I had to do something very similar. Here's a solution in Python (it hasn't been tested very well):

def normalize(value, fdigits=2):
    """
    Convert a string representing a numerical value to value-digit/exponent form. 
    Round the fractional portion to the given number of digits.

    value    the value (string)
    fdigits  the number of digits to which to round the fractional 
             portion
    """

    # if empty string, return error
    if not value:
        return None

    # split value by decimal
    v = value.split('.')

    # if too many decimals, return error
    if len(v) > 2:
        return None

    # add empty string for fractional portion if missing
    elif len(v) == 1:
        v.append('')

    # assign whole and fractional portions
    (w, f) = v

    # pad fractional portion up to number of significant digits if necessary
    if len(f) < fdigits:
        f += ('0' * (fdigits - len(f)))

    # if the number of digits in the fractional portion exceeds the
    # number of digits allowed by fdigits
    elif len(f) > fdigits:
        # convert both portions to integers; use '0' for whole portion if missing
        (wi, fi) = (int(w or '0'), int(f[:fdigits]))

        # round up if first insignificant digit is gteq 5
        if int(f[fdigits]) >= 5:
            fi += 1

            # roll whole value up if fractional portion rounds to a whole
            if len(str(fi)) > fdigits:
                wi += 1
                fi = 0

        # replace the whole and fractional strings
        (w, f) = (str(wi), ("%0" + str(fdigits) + "d") % fi)

    # derive value digits and exponent
    n = w.lstrip() + f

    l = len(n)
    x = -fdigits

    n = n.rstrip('0')
    x += (l - len(n))

    # return value digits and exponent
    return (int(n), x)

Answer 2

Very simplistically (in C#):

        double size = 10.36;
        int power = 0;
        while (size != (int)size)
        {
            size *= 10.0;
            power--;
        }
        Console.WriteLine("{0} * 10 to the {1}", size, power);

Though I'm sure with a bit more thought a more elegant solution can be found.

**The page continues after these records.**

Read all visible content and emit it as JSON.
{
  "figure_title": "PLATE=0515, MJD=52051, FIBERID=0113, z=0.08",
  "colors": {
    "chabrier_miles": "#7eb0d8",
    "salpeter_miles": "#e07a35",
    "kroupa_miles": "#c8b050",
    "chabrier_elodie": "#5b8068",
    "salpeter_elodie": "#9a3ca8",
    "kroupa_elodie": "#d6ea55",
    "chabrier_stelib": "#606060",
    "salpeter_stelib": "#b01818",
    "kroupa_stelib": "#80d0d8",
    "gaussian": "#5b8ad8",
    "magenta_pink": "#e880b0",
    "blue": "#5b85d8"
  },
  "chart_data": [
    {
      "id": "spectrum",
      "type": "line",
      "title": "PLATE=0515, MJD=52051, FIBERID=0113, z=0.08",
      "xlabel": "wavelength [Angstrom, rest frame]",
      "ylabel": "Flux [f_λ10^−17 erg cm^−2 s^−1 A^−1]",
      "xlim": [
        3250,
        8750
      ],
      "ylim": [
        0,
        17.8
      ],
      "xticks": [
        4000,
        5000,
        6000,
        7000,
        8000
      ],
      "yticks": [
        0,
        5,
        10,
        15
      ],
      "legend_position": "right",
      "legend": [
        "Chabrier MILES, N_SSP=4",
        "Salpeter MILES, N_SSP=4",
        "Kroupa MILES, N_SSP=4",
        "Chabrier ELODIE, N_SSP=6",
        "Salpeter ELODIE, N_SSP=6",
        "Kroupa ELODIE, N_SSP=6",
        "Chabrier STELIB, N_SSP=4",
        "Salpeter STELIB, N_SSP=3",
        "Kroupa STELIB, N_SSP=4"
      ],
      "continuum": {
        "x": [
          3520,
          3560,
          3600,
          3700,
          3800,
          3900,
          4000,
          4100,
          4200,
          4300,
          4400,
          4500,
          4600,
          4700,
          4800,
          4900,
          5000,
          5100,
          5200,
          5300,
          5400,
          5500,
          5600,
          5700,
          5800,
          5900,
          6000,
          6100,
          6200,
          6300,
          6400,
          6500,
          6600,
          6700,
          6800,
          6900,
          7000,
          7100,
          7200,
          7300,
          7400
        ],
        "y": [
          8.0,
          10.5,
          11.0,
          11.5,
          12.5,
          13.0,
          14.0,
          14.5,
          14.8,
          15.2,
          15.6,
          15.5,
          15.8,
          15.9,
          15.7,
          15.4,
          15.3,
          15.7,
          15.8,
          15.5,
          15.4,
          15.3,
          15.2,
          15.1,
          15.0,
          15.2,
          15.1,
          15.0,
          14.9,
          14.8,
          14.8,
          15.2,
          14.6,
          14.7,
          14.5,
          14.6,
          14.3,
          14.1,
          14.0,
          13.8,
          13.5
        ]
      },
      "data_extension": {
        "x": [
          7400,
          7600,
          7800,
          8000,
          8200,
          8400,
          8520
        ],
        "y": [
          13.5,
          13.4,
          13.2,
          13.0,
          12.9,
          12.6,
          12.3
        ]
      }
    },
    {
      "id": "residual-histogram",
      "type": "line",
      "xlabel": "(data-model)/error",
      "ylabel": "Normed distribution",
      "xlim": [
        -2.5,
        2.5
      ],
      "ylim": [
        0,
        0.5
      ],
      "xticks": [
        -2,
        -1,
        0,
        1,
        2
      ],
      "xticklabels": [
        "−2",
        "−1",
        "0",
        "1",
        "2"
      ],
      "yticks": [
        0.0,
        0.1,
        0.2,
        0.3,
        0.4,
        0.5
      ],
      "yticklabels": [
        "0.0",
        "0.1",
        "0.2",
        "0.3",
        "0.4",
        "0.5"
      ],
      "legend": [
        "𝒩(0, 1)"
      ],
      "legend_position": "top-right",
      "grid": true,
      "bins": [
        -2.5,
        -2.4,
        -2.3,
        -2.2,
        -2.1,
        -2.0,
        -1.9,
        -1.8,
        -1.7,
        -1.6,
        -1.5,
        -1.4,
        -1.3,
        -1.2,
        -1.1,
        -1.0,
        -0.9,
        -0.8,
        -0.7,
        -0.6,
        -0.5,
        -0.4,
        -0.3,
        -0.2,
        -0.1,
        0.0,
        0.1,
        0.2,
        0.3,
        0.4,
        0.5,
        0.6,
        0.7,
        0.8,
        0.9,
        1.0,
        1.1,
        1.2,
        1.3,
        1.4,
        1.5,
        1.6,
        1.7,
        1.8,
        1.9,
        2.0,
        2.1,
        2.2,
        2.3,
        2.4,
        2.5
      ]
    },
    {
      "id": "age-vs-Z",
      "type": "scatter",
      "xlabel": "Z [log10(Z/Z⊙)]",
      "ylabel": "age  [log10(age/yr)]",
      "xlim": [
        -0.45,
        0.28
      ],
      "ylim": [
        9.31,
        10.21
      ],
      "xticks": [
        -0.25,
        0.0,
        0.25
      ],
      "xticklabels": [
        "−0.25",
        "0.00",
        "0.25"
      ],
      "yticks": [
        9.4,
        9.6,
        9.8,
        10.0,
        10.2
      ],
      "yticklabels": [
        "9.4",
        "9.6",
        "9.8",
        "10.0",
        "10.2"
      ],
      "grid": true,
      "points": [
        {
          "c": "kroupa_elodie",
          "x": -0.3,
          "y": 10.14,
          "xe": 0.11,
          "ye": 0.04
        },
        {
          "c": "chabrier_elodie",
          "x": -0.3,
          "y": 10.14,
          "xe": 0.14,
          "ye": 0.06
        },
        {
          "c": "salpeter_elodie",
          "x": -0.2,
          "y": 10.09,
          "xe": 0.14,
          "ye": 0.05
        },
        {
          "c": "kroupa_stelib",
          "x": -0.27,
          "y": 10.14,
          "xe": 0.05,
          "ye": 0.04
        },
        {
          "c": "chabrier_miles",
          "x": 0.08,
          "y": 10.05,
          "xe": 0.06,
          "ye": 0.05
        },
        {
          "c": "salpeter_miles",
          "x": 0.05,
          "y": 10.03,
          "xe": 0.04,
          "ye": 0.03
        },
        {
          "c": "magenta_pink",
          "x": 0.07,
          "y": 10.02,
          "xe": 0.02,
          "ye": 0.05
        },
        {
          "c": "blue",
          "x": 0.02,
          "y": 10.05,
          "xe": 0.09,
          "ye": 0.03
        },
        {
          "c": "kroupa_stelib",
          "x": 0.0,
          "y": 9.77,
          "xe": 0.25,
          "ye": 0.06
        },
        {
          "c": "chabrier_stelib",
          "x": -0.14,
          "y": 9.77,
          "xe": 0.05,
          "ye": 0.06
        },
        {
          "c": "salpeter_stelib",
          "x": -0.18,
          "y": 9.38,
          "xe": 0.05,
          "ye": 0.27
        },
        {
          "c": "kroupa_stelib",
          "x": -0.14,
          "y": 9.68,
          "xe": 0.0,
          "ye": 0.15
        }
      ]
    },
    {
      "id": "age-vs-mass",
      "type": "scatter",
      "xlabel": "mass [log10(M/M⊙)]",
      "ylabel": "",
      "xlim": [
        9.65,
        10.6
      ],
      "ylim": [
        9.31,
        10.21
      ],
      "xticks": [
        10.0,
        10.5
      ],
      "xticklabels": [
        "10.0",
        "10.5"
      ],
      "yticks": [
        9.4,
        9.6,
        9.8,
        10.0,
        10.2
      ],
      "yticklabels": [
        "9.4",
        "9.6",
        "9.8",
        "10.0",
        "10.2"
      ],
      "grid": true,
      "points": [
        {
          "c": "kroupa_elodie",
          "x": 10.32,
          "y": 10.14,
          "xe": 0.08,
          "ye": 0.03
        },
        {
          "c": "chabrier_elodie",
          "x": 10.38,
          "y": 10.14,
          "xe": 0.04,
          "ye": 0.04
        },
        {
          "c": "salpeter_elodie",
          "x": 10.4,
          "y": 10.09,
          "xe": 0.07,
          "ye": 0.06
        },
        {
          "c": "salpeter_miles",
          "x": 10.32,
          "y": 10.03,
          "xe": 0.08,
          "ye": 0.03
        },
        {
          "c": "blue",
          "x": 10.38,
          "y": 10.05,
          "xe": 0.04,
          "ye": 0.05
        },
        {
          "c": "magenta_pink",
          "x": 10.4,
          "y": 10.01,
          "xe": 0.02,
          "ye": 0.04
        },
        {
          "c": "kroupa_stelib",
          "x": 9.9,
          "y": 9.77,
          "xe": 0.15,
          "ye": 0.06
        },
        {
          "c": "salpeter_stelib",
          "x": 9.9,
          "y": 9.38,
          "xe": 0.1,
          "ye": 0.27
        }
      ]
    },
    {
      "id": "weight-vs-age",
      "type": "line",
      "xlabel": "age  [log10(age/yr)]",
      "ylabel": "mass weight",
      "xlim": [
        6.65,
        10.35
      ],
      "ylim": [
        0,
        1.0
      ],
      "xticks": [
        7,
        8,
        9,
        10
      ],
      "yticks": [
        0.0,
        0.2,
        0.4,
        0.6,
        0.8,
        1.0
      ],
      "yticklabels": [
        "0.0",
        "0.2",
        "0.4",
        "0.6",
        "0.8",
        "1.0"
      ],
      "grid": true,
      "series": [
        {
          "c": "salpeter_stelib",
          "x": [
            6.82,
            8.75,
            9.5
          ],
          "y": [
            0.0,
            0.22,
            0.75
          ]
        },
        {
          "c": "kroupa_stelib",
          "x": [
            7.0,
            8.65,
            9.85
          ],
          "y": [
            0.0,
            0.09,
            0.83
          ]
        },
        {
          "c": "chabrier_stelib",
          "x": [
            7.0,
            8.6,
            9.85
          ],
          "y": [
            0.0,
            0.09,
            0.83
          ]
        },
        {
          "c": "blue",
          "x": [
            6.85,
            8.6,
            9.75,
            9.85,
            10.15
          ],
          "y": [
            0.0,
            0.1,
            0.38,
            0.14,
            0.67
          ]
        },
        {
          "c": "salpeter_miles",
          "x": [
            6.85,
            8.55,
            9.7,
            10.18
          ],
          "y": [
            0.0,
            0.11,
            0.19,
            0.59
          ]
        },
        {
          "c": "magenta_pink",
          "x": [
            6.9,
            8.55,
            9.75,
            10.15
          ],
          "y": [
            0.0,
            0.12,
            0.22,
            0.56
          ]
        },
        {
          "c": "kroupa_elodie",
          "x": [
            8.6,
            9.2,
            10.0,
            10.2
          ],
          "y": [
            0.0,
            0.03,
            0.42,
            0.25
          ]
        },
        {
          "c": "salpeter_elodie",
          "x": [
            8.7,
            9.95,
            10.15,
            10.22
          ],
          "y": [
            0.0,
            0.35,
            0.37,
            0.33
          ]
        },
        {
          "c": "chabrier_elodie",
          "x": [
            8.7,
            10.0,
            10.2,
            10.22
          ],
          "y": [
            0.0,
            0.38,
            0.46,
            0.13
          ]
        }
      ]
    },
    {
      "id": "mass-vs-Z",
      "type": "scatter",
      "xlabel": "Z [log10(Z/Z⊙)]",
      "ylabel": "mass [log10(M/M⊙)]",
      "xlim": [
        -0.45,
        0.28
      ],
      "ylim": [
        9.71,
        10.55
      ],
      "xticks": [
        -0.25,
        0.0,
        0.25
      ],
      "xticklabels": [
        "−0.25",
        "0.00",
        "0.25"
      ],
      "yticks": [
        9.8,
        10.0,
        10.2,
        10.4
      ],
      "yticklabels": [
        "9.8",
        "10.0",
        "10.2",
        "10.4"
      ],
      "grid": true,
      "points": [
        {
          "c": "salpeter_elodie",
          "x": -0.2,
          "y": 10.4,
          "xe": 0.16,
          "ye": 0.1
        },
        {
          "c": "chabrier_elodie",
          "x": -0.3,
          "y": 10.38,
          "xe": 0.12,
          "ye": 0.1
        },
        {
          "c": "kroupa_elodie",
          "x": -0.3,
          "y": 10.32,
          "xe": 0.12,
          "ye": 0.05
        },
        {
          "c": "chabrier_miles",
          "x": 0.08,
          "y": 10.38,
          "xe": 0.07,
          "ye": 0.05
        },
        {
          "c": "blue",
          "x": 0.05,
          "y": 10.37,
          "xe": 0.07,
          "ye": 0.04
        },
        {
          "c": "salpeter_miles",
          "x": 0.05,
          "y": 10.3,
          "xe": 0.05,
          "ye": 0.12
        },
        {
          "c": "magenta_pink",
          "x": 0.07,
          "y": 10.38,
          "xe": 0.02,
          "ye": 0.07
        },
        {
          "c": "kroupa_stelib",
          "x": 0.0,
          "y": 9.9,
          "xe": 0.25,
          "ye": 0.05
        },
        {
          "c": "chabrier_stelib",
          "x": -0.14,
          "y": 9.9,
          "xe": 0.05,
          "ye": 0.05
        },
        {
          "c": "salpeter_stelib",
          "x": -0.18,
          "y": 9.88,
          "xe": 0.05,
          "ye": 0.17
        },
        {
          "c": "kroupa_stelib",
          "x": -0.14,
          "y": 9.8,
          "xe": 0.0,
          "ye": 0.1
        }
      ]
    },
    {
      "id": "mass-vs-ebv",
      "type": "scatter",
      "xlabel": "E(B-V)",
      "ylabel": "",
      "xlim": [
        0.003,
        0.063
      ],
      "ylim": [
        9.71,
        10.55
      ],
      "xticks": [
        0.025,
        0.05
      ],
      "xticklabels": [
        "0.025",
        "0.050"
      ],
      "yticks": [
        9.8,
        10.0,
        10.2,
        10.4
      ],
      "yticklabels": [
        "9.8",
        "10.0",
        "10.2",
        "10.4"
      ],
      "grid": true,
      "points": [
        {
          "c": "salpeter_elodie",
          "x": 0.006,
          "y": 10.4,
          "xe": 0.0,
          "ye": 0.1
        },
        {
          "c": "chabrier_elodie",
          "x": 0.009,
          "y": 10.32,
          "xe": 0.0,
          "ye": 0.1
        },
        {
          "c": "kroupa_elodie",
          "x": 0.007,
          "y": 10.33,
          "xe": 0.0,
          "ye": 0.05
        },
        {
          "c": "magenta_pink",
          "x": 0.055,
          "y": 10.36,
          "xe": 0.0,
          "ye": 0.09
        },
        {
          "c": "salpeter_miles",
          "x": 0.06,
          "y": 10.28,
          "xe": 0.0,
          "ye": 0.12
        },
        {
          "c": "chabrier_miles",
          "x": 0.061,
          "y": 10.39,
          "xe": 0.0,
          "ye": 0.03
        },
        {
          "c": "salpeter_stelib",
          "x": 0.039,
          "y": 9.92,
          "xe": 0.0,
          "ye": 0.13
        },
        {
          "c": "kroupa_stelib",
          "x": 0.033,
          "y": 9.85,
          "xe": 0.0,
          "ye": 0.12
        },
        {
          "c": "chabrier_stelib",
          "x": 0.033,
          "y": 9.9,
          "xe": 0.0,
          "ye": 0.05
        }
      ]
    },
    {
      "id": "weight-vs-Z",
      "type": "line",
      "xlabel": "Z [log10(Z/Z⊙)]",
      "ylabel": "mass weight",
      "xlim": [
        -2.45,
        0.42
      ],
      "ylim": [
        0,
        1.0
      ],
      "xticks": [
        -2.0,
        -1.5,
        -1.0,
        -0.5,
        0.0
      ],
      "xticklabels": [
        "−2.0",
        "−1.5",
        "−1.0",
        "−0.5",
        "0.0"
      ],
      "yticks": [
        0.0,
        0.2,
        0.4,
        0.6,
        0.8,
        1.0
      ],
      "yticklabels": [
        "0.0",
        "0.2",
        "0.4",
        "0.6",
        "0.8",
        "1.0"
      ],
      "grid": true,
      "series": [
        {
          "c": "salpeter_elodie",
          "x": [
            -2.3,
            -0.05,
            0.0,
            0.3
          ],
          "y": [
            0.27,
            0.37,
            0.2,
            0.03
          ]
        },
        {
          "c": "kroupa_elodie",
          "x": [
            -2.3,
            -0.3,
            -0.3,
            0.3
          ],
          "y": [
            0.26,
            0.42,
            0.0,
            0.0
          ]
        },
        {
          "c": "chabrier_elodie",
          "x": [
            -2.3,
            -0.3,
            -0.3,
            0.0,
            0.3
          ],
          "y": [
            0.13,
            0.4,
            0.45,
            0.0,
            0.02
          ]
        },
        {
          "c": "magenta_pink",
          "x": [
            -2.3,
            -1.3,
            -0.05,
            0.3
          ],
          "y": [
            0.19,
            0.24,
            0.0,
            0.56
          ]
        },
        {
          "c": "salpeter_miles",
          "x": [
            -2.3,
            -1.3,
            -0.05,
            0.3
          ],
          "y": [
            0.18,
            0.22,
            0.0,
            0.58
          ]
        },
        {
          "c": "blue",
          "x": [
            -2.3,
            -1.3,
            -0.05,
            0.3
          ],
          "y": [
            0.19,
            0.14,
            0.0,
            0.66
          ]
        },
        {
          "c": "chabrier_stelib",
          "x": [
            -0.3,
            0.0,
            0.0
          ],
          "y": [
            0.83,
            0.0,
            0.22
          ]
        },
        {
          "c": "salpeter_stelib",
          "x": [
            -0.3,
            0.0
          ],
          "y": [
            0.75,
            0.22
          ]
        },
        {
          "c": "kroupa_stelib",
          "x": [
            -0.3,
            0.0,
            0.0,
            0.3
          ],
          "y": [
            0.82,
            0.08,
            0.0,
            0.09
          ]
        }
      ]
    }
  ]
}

This doesn't go the other way where you've got a large number (103600 say) and want to get the smallest value to some power (1036 * 10^2).

Answer 3

In general this is not possible since the fractional part of a double is stored in powers-of-2, and might or might not match powers-of-10.

For example: When looking at powers-of-2 vs powers-of-3: Just like 1/2 == 2^-1 == 5 * 10^-1 has a match, 1/3 == 3^-1 == ?? does not have a match.

However, you can approximate it.

It would have an answer if you would ask for powers-of-2. In that case you can just look at the double representation (see IEEE-754 here) and extract the right bits.